2005 yılında ne olmuştu? Hürriyet gazetesinde yer alan bir haberde (Topbaş: İstiklal Caddesi’ndeki ağaçlar gidecek çiçek ekilecek http://www.hurriyet.com.tr/topbas-istiklal-caddesindeki-agaclar-gidecek-cicek-ekilecek-3475719 2 kasım 2005) Kadir Topbaş, İstiklal Caddesi’nde yer alan ağaçların neden sökülmesi gerektiğini açıklıyor. Bu açıklamaya baktığımızda ilk problem olarak, ağaçların 1995 yılında ilk dikildiği zaman, ne araç giriş çıkışlarının düşünüldüğünü ne de ağaçlar için gerekli altyapının sağlandığını anlıyoruz. Yeni belediyecilik anlayışıyla bu problemler çözülmek yerine yıllar içinde büyüyen, serpilen, bordürleri kaldıracak kadar köklenebilen bu ağaçlar sökülüp atılıyor. Yerine önerilen ise daha da acıklı, bina cephelerine yerleştirilen saksılar. Çünkü yeşil bizim için bir süs, dekoratif bir nesne. Ama erişilmemesi de gerekli aynı zamanda. Ya yüksek bir yere koyulmalı ya da çevresi dikenli tellerle çevrilmeli. Neden? Çünkü nedense, her bulduğu yeşillikte piknik yapan, her tatilde, haftasonunda konvoy konvoy kendisini ağaca, yeşile, mangala, pikniğe atan bizim gibi bir toplum, şehir hayatının içinde bir ağaç görür görmez dibine çöp atmak, dalını yaprağını koparmak, gövdesini kazımak ihtiyacından kendini alamıyor.

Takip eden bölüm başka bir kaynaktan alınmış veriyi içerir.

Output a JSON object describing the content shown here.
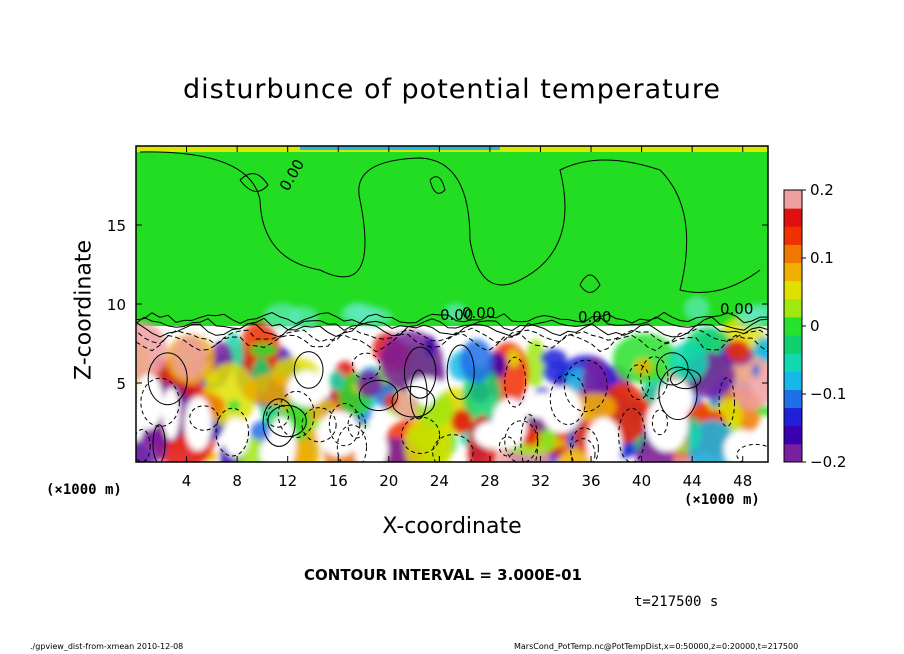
{
  "chart_data": {
    "type": "heatmap",
    "title": "disturbunce of potential temperature",
    "xlabel": "X-coordinate",
    "ylabel": "Z-coordinate",
    "x_unit_left": "(×1000 m)",
    "x_unit_right": "(×1000 m)",
    "xlim": [
      0,
      50
    ],
    "ylim": [
      0,
      20
    ],
    "x_ticks": [
      4,
      8,
      12,
      16,
      20,
      24,
      28,
      32,
      36,
      40,
      44,
      48
    ],
    "y_ticks": [
      5,
      10,
      15
    ],
    "colorbar": {
      "vmin": -0.2,
      "vmax": 0.2,
      "ticks": [
        "0.2",
        "0.1",
        "0",
        "-0.1",
        "-0.2"
      ],
      "colors": [
        "#7a1fa0",
        "#3a00b0",
        "#1f20d8",
        "#1f6fe8",
        "#15b8e8",
        "#12d8b0",
        "#10d070",
        "#28e030",
        "#a0e810",
        "#e0e000",
        "#f0b000",
        "#f07800",
        "#f03000",
        "#e01010",
        "#f0a0a0"
      ]
    },
    "contour_labels": [
      "0.00",
      "0.00",
      "0.00",
      "0.00",
      "0.00"
    ],
    "contour_interval_text": "CONTOUR INTERVAL = 3.000E-01",
    "time_text": "t=217500 s"
  },
  "footer": {
    "left": "./gpview_dist-from-xmean   2010-12-08",
    "right": "MarsCond_PotTemp.nc@PotTempDist,x=0:50000,z=0:20000,t=217500"
  }
}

Az önce bahsettiğimiz tartışmaya ve sorduğumuz sorulara geri dönelim o halde;
“zaten İstikal Caddesi’nin ağaçları niteliksizdi”
Bir ağacın nitelikli olup olmadığını tartışabilmek için hangi verileri kullanmak gerekir pek emin değilim. Fakat Kadir Topbaş’ın 2005 yılında yaptığı açıklamayı incelemek bile kesilen ağaçların nitelikleri hakkında bizi aydınlatabilir. Bunlar 10 yıldır dikildiği yerde kurumamış, kurumayı bırakın iyice yerleşip serpilmiş ağaçlar. O kadar ki kökleri bordürleri kaldırıyor, caddeden geçen taşıma kamyonlarına dalları ve yapraklarıyla “engel” teşkil edebiliyorlardı. Yayaları yağmurdan, güneşten ve rüzgardan koruyabiliyorlardı. O halde meselenin esası nitelik değil.

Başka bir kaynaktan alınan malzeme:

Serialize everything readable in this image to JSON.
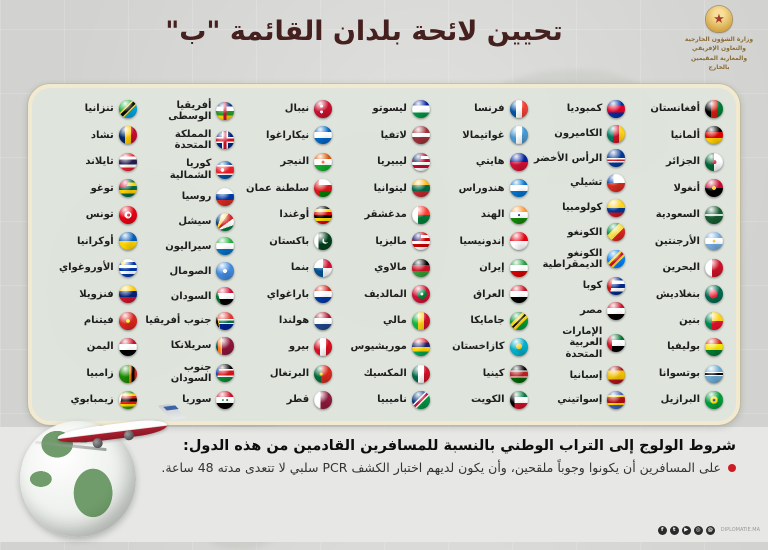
{
  "title": "تحيين لائحة بلدان القائمة \"ب\"",
  "ministry": {
    "emblem": "morocco-coat-of-arms",
    "lines": [
      "وزارة الشؤون الخارجية",
      "والتعاون الإفريقي",
      "والمغاربة المقيمين بالخارج"
    ]
  },
  "colors": {
    "title": "#45201e",
    "card_background": "#dfe4dd",
    "card_border": "#f1ead0",
    "accent_red": "#cf1b24",
    "page_background": "#d2d3d0"
  },
  "columns": [
    [
      {
        "n": "أفغانستان",
        "f": "linear-gradient(90deg,#000 33%,#d32011 33% 67%,#007a36 67%)"
      },
      {
        "n": "ألمانيا",
        "f": "linear-gradient(180deg,#000 33%,#dd0000 33% 67%,#ffce00 67%)"
      },
      {
        "n": "الجزائر",
        "f": "radial-gradient(circle at 52% 50%,#d21034 15%,rgba(0,0,0,0) 16%),linear-gradient(90deg,#006233 50%,#fff 50%)"
      },
      {
        "n": "أنغولا",
        "f": "radial-gradient(circle at 50% 50%,#ffcb00 15%,rgba(0,0,0,0) 16%),linear-gradient(180deg,#cc092f 50%,#000 50%)"
      },
      {
        "n": "السعودية",
        "f": "linear-gradient(0deg,rgba(0,0,0,0) 44%,rgba(255,255,255,.85) 44% 56%,rgba(0,0,0,0) 56%),#165d31"
      },
      {
        "n": "الأرجنتين",
        "f": "radial-gradient(circle at 50% 50%,#f6b40e 10%,rgba(0,0,0,0) 11%),linear-gradient(180deg,#74acdf 33%,#fff 33% 67%,#74acdf 67%)"
      },
      {
        "n": "البحرين",
        "f": "linear-gradient(90deg,#fff 38%,#ce1126 38%)"
      },
      {
        "n": "بنغلاديش",
        "f": "radial-gradient(circle at 45% 50%,#f42a41 32%,#006a4e 33%)"
      },
      {
        "n": "بنين",
        "f": "linear-gradient(90deg,#008751 40%,rgba(0,0,0,0) 40%),linear-gradient(180deg,#fcd116 50%,#e8112d 50%)"
      },
      {
        "n": "بوليفيا",
        "f": "linear-gradient(180deg,#d52b1e 33%,#f9e300 33% 67%,#007934 67%)"
      },
      {
        "n": "بوتسوانا",
        "f": "linear-gradient(180deg,#6da9d2 38%,#fff 38% 45%,#000 45% 55%,#fff 55% 62%,#6da9d2 62%)"
      },
      {
        "n": "البرازيل",
        "f": "radial-gradient(circle at 50% 50%,#002776 10%,#ffdf00 11% 29%,#009c3b 30%)"
      }
    ],
    [
      {
        "n": "كمبوديا",
        "f": "linear-gradient(180deg,#032ea1 30%,#e00025 30% 70%,#032ea1 70%)"
      },
      {
        "n": "الكاميرون",
        "f": "linear-gradient(90deg,#007a5e 33%,#ce1126 33% 67%,#fcd116 67%)"
      },
      {
        "n": "الرأس الأخضر",
        "f": "linear-gradient(180deg,#003893 50%,#fff 50% 58%,#cf2027 58% 66%,#fff 66% 74%,#003893 74%)"
      },
      {
        "n": "تشيلي",
        "f": "linear-gradient(0deg,#d52b1e 50%,rgba(0,0,0,0) 50%),linear-gradient(90deg,#0039a6 35%,#fff 35%)"
      },
      {
        "n": "كولومبيا",
        "f": "linear-gradient(180deg,#fcd116 50%,#003893 50% 75%,#ce1126 75%)"
      },
      {
        "n": "الكونغو",
        "f": "linear-gradient(135deg,#009543 35%,#fbde4a 35% 60%,#dc241f 60%)"
      },
      {
        "n": "الكونغو الديمقراطية",
        "f": "linear-gradient(135deg,#007fff 38%,#f7d618 38% 46%,#ce1021 46% 58%,#f7d618 58% 66%,#007fff 66%)"
      },
      {
        "n": "كوبا",
        "f": "linear-gradient(100deg,#cb1515 28%,rgba(0,0,0,0) 29%),linear-gradient(180deg,#002a8f 20%,#fff 20% 40%,#002a8f 40% 60%,#fff 60% 80%,#002a8f 80%)"
      },
      {
        "n": "مصر",
        "f": "linear-gradient(180deg,#ce1126 33%,#fff 33% 67%,#000 67%)"
      },
      {
        "n": "الإمارات العربية المتحدة",
        "f": "linear-gradient(90deg,#ce1126 28%,rgba(0,0,0,0) 28%),linear-gradient(180deg,#00732f 33%,#fff 33% 67%,#000 67%)"
      },
      {
        "n": "إسبانيا",
        "f": "linear-gradient(180deg,#aa151b 25%,#f1bf00 25% 75%,#aa151b 75%)"
      },
      {
        "n": "إسواتيني",
        "f": "linear-gradient(180deg,#3e5eb9 22%,#ffd900 22% 32%,#b10c0c 32% 68%,#ffd900 68% 78%,#3e5eb9 78%)"
      }
    ],
    [
      {
        "n": "فرنسا",
        "f": "linear-gradient(90deg,#0055a4 33%,#fff 33% 67%,#ef4135 67%)"
      },
      {
        "n": "غواتيمالا",
        "f": "linear-gradient(90deg,#4997d0 33%,#fff 33% 67%,#4997d0 67%)"
      },
      {
        "n": "هايتي",
        "f": "linear-gradient(180deg,#00209f 50%,#d21034 50%)"
      },
      {
        "n": "هندوراس",
        "f": "linear-gradient(180deg,#0073cf 33%,#fff 33% 67%,#0073cf 67%)"
      },
      {
        "n": "الهند",
        "f": "radial-gradient(circle at 50% 50%,#000088 8%,rgba(0,0,0,0) 9%),linear-gradient(180deg,#ff9933 33%,#fff 33% 67%,#128807 67%)"
      },
      {
        "n": "إندونيسيا",
        "f": "linear-gradient(180deg,#e70011 50%,#fff 50%)"
      },
      {
        "n": "إيران",
        "f": "linear-gradient(180deg,#239f40 33%,#fff 33% 67%,#da0000 67%)"
      },
      {
        "n": "العراق",
        "f": "linear-gradient(180deg,#ce1126 33%,#fff 33% 67%,#000 67%)"
      },
      {
        "n": "جامايكا",
        "f": "linear-gradient(135deg,#009b3a 36%,#fed100 36% 46%,#000 46% 54%,#fed100 54% 64%,#009b3a 64%)"
      },
      {
        "n": "كازاخستان",
        "f": "radial-gradient(circle at 50% 46%,#fec50c 22%,#00afca 23%)"
      },
      {
        "n": "كينيا",
        "f": "linear-gradient(180deg,#000 30%,#fff 30% 36%,#bb2222 36% 64%,#fff 64% 70%,#006600 70%)"
      },
      {
        "n": "الكويت",
        "f": "linear-gradient(90deg,#000 25%,rgba(0,0,0,0) 25%),linear-gradient(180deg,#007a3d 33%,#fff 33% 67%,#ce1126 67%)"
      }
    ],
    [
      {
        "n": "ليسوتو",
        "f": "linear-gradient(180deg,#00209f 30%,#fff 30% 70%,#009543 70%)"
      },
      {
        "n": "لاتفيا",
        "f": "linear-gradient(180deg,#9e3039 40%,#fff 40% 60%,#9e3039 60%)"
      },
      {
        "n": "ليبيريا",
        "f": "radial-gradient(circle at 22% 22%,#002868 24%,rgba(0,0,0,0) 25%),repeating-linear-gradient(180deg,#bf0a30 0 3px,#fff 3px 6px)"
      },
      {
        "n": "ليتوانيا",
        "f": "linear-gradient(180deg,#fdb913 33%,#006a44 33% 67%,#c1272d 67%)"
      },
      {
        "n": "مدغشقر",
        "f": "linear-gradient(90deg,#fff 33%,rgba(0,0,0,0) 33%),linear-gradient(180deg,#fc3d32 50%,#007e3a 50%)"
      },
      {
        "n": "ماليزيا",
        "f": "radial-gradient(circle at 22% 22%,#010066 25%,rgba(0,0,0,0) 26%),repeating-linear-gradient(180deg,#cc0001 0 3px,#fff 3px 6px)"
      },
      {
        "n": "مالاوي",
        "f": "linear-gradient(180deg,#000 33%,#ce1126 33% 67%,#339e35 67%)"
      },
      {
        "n": "المالديف",
        "f": "radial-gradient(circle at 55% 50%,#fff 10%,#00843d 11% 36%,#d21034 37%)"
      },
      {
        "n": "مالي",
        "f": "linear-gradient(90deg,#14b53a 33%,#fcd116 33% 67%,#ce1126 67%)"
      },
      {
        "n": "موريشيوس",
        "f": "linear-gradient(180deg,#ea2839 25%,#1a206d 25% 50%,#ffd500 50% 75%,#00a551 75%)"
      },
      {
        "n": "المكسيك",
        "f": "linear-gradient(90deg,#006847 33%,#fff 33% 67%,#ce1126 67%)"
      },
      {
        "n": "ناميبيا",
        "f": "linear-gradient(135deg,#003580 40%,#fff 40% 45%,#d21034 45% 55%,#fff 55% 60%,#009543 60%)"
      }
    ],
    [
      {
        "n": "نيبال",
        "f": "radial-gradient(circle at 42% 34%,#fff 9%,rgba(0,0,0,0) 10%),radial-gradient(circle at 42% 66%,#fff 9%,rgba(0,0,0,0) 10%),#c8102e"
      },
      {
        "n": "نيكاراغوا",
        "f": "linear-gradient(180deg,#0067c6 33%,#fff 33% 67%,#0067c6 67%)"
      },
      {
        "n": "النيجر",
        "f": "radial-gradient(circle at 50% 50%,#e05206 11%,rgba(0,0,0,0) 12%),linear-gradient(180deg,#e05206 33%,#fff 33% 67%,#0db02b 67%)"
      },
      {
        "n": "سلطنة عمان",
        "f": "linear-gradient(90deg,#db161b 28%,rgba(0,0,0,0) 28%),linear-gradient(180deg,#fff 33%,#db161b 33% 67%,#008000 67%)"
      },
      {
        "n": "أوغندا",
        "f": "linear-gradient(180deg,#000 17%,#fcdc04 17% 33%,#d90000 33% 50%,#000 50% 67%,#fcdc04 67% 83%,#d90000 83%)"
      },
      {
        "n": "باكستان",
        "f": "radial-gradient(circle at 68% 44%,#01411c 15%,rgba(0,0,0,0) 16%),radial-gradient(circle at 62% 50%,#fff 19%,rgba(0,0,0,0) 20%),linear-gradient(90deg,#fff 25%,#01411c 25%)"
      },
      {
        "n": "بنما",
        "f": "conic-gradient(from 0deg at 50% 50%,#d21034 0 25%,#fff 25% 50%,#005293 50% 75%,#fff 75%)"
      },
      {
        "n": "باراغواي",
        "f": "linear-gradient(180deg,#d52b1e 33%,#fff 33% 67%,#0038a8 67%)"
      },
      {
        "n": "هولندا",
        "f": "linear-gradient(180deg,#ae1c28 33%,#fff 33% 67%,#21468b 67%)"
      },
      {
        "n": "بيرو",
        "f": "linear-gradient(90deg,#d91023 33%,#fff 33% 67%,#d91023 67%)"
      },
      {
        "n": "البرتغال",
        "f": "radial-gradient(circle at 40% 50%,#ffcc00 11%,rgba(0,0,0,0) 12%),linear-gradient(90deg,#046a38 40%,#da291c 40%)"
      },
      {
        "n": "قطر",
        "f": "linear-gradient(90deg,#fff 35%,#8d1b3d 35%)"
      }
    ],
    [
      {
        "n": "أفريقيا الوسطى",
        "f": "linear-gradient(90deg,rgba(0,0,0,0) 42%,#d21034 42% 58%,rgba(0,0,0,0) 58%),linear-gradient(180deg,#003082 25%,#fff 25% 50%,#289728 50% 75%,#ffce00 75%)"
      },
      {
        "n": "المملكة المتحدة",
        "f": "linear-gradient(0deg,rgba(0,0,0,0) 41%,#cf142b 41% 59%,rgba(0,0,0,0) 59%),linear-gradient(90deg,rgba(0,0,0,0) 41%,#cf142b 41% 59%,rgba(0,0,0,0) 59%),linear-gradient(0deg,rgba(0,0,0,0) 33%,#fff 33% 67%,rgba(0,0,0,0) 67%),linear-gradient(90deg,rgba(0,0,0,0) 33%,#fff 33% 67%,rgba(0,0,0,0) 67%),#00247d"
      },
      {
        "n": "كوريا الشمالية",
        "f": "radial-gradient(circle at 36% 50%,#fff 12%,rgba(0,0,0,0) 13%),linear-gradient(180deg,#024fa2 22%,#fff 22% 30%,#ed1c27 30% 70%,#fff 70% 78%,#024fa2 78%)"
      },
      {
        "n": "روسيا",
        "f": "linear-gradient(180deg,#fff 33%,#0039a6 33% 67%,#d52b1e 67%)"
      },
      {
        "n": "سيشل",
        "f": "conic-gradient(from 0deg at 0% 100%,#003f87 0 18deg,#fcd856 18deg 36deg,#d62828 36deg 54deg,#fff 54deg 72deg,#007a3d 72deg 90deg,#007a3d 90deg)"
      },
      {
        "n": "سيراليون",
        "f": "linear-gradient(180deg,#1eb53a 33%,#fff 33% 67%,#0072c6 67%)"
      },
      {
        "n": "الصومال",
        "f": "radial-gradient(circle at 50% 50%,#fff 15%,#4189dd 16%)"
      },
      {
        "n": "السودان",
        "f": "linear-gradient(75deg,#007229 22%,rgba(0,0,0,0) 23%),linear-gradient(180deg,#d21034 33%,#fff 33% 67%,#000 67%)"
      },
      {
        "n": "جنوب أفريقيا",
        "f": "linear-gradient(80deg,#000 16%,#ffb612 17% 20%,rgba(0,0,0,0) 21%),linear-gradient(180deg,#de3831 40%,#fff 40% 47%,#007749 47% 60%,#fff 60% 67%,#002395 67%)"
      },
      {
        "n": "سريلانكا",
        "f": "linear-gradient(90deg,#005c54 12%,#ff7420 12% 24%,#ffbe29 24% 32%,#8d153a 32%)"
      },
      {
        "n": "جنوب السودان",
        "f": "linear-gradient(105deg,#0f47af 20%,rgba(0,0,0,0) 21%),linear-gradient(180deg,#000 29%,#fff 29% 36%,#da121a 36% 64%,#fff 64% 71%,#078930 71%)"
      },
      {
        "n": "سوريا",
        "f": "radial-gradient(circle at 38% 50%,#007a3d 7%,rgba(0,0,0,0) 8%),radial-gradient(circle at 62% 50%,#007a3d 7%,rgba(0,0,0,0) 8%),linear-gradient(180deg,#ce1126 33%,#fff 33% 67%,#000 67%)"
      }
    ],
    [
      {
        "n": "تنزانيا",
        "f": "linear-gradient(135deg,#1eb53a 38%,#fcd116 38% 44%,#000 44% 56%,#fcd116 56% 62%,#00a3dd 62%)"
      },
      {
        "n": "تشاد",
        "f": "linear-gradient(90deg,#002664 33%,#fecb00 33% 67%,#c60c30 67%)"
      },
      {
        "n": "تايلاند",
        "f": "linear-gradient(180deg,#ed1c24 20%,#fff 20% 35%,#241d4f 35% 65%,#fff 65% 80%,#ed1c24 80%)"
      },
      {
        "n": "توغو",
        "f": "radial-gradient(circle at 20% 20%,#d21034 25%,rgba(0,0,0,0) 26%),linear-gradient(180deg,#006a4e 20%,#ffce00 20% 40%,#006a4e 40% 60%,#ffce00 60% 80%,#006a4e 80%)"
      },
      {
        "n": "تونس",
        "f": "radial-gradient(circle at 53% 50%,#e70013 11%,rgba(0,0,0,0) 12%),radial-gradient(circle at 50% 50%,#fff 27%,#e70013 28%)"
      },
      {
        "n": "أوكرانيا",
        "f": "linear-gradient(180deg,#005bbb 50%,#ffd500 50%)"
      },
      {
        "n": "الأوروغواي",
        "f": "radial-gradient(circle at 22% 22%,#fcd116 11%,rgba(0,0,0,0) 12%),repeating-linear-gradient(180deg,#fff 0 3px,#0038a8 3px 6px)"
      },
      {
        "n": "فنزويلا",
        "f": "linear-gradient(180deg,#ffcc00 33%,#00247d 33% 67%,#cf142b 67%)"
      },
      {
        "n": "فيتنام",
        "f": "radial-gradient(circle at 50% 50%,#ffff00 14%,rgba(0,0,0,0) 15%),#da251d"
      },
      {
        "n": "اليمن",
        "f": "linear-gradient(180deg,#ce1126 33%,#fff 33% 67%,#000 67%)"
      },
      {
        "n": "زامبيا",
        "f": "linear-gradient(90deg,rgba(0,0,0,0) 55%,#ef7d00 55% 70%,#000 70% 85%,#de2010 85%),#198a00"
      },
      {
        "n": "زيمبابوي",
        "f": "linear-gradient(100deg,#fff 16%,rgba(0,0,0,0) 17%),linear-gradient(180deg,#319208 14%,#ffd200 14% 28%,#de2010 28% 42%,#000 42% 58%,#de2010 58% 72%,#ffd200 72% 86%,#319208 86%)"
      }
    ]
  ],
  "conditions": {
    "heading": "شروط الولوج إلى التراب الوطني بالنسبة للمسافرين القادمين من هذه الدول:",
    "bullets": [
      "على المسافرين أن يكونوا وجوباً ملقحين، وأن يكون لديهم اختبار الكشف PCR سلبي لا تتعدى مدته 48 ساعة."
    ]
  },
  "graphics": {
    "globe": "globe-with-airplane",
    "emblem_glyph": "★"
  },
  "footer": {
    "social": [
      {
        "name": "facebook-icon",
        "glyph": "f"
      },
      {
        "name": "twitter-icon",
        "glyph": "t"
      },
      {
        "name": "youtube-icon",
        "glyph": "▶"
      },
      {
        "name": "instagram-icon",
        "glyph": "◎"
      },
      {
        "name": "website-icon",
        "glyph": "@"
      }
    ],
    "site": "DIPLOMATIE.MA"
  }
}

“zaten İstiklal Caddesi’nin tarihinde ağaç da yok”
Burada aslında koruma kavramını tartışma niyetinde değilim, hatta bazen bu kavramı Türkiye’de tartışmanın anlamsız olduğunu bile düşünmeye başlıyorum, arkama bakmadan koşa koşa kaçmak istiyorum. O yüzden İstiklal Caddesi’nin tarihinde AVM de olmadığını hatırlatarak bu kısmı kısa kesmek niyetindeyim.

“zaten o ağaçların altları çöp sepeti niyetine kullanılıyordu”
Eğer bir ağacın altı çöp sepeti olarak kullanılıyorsa elbette suç buna müsade eden ağacındır. Yoksa bizler kent yaşamını yeterince anlayamamış, adapte olamamış değiliz. Maalesef kentsel mekanını o kadar kendimizin görmüyoruz, kamusal mekanın aslında hepimizin ortak malı olduğundan o kadar bihaberiz ki kendi alanımızı koruma gereği de duymuyoruz haliyle.

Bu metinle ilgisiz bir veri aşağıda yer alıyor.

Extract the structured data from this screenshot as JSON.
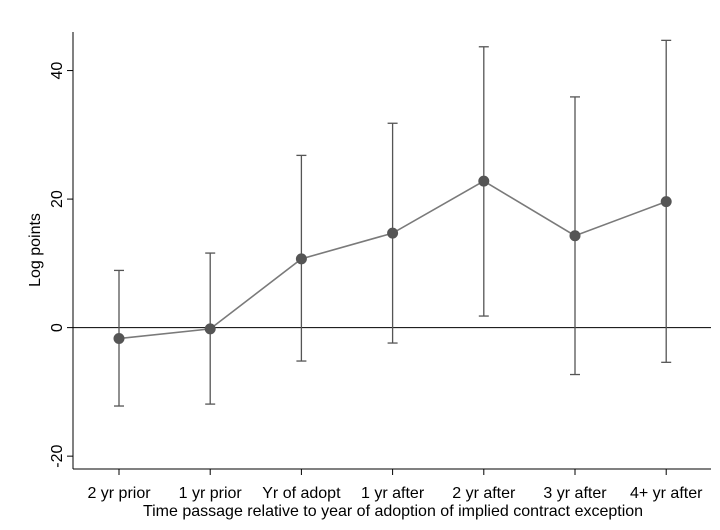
{
  "chart_data": {
    "type": "line",
    "title": "",
    "xlabel": "Time passage relative to year of adoption of implied contract exception",
    "ylabel": "Log points",
    "categories": [
      "2 yr prior",
      "1 yr prior",
      "Yr of adopt",
      "1 yr after",
      "2 yr after",
      "3 yr after",
      "4+ yr after"
    ],
    "ylim": [
      -22,
      46
    ],
    "yticks": [
      -20,
      0,
      20,
      40
    ],
    "reference_line": 0,
    "error_bars": true,
    "grid": false,
    "series": [
      {
        "values": [
          -1.7,
          -0.2,
          10.7,
          14.7,
          22.8,
          14.3,
          19.6
        ],
        "lower": [
          -12.2,
          -11.9,
          -5.2,
          -2.4,
          1.8,
          -7.3,
          -5.4
        ],
        "upper": [
          8.9,
          11.6,
          26.8,
          31.8,
          43.7,
          35.9,
          44.7
        ]
      }
    ],
    "colors": {
      "line": "#7a7a7a",
      "marker": "#555555",
      "errbar": "#555555"
    }
  }
}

“ağaçla uğraşacağınıza önce altyapı sorunlarını çözün”
Burada biraz uzun soluklanmak istiyorum. Ben, İstaiklal Caddesi’nin gerçek sorununun asla salt altyapısal olduğunu düşünmüyorum. Hatta belki de hiçbir kamusal mekanın problemi sadece altyapısal değildir. Elbette İstiklal Caddesi’nin belki tonlarca altyapısal ve üstyapısal sorunu var, o ayrı. Fakat ne kadar bir kamusal mekanı altyapı ve üstyapısal unsurların oluşturduğunu düşünsek de -ki fiziki olarak bu son derece doğru- aslında bir kamusal mekanı insan oluşturur. Orada yaşayan, nefes alan, geçip giden, durup bakan, çömelip soluklanan, çocuğuna oyun oynatan..vs insan. Jane Jacobs’u hatırlarsak, bir kamusal mekanın hayatına devam edebilmesine veya terk edilmesine sebep olan en önemli etmen her zaman insandır. Biz mimarlar ve plancılar ne kadar mükemmel mekanlar tasarladığımızı düşünsek de hayat her mekanı insanla sınar. Ondandır kamusal mekan dediğimiz şeyin fiziksel bir şeyden çok kültürel ve sosyal bir şey olması.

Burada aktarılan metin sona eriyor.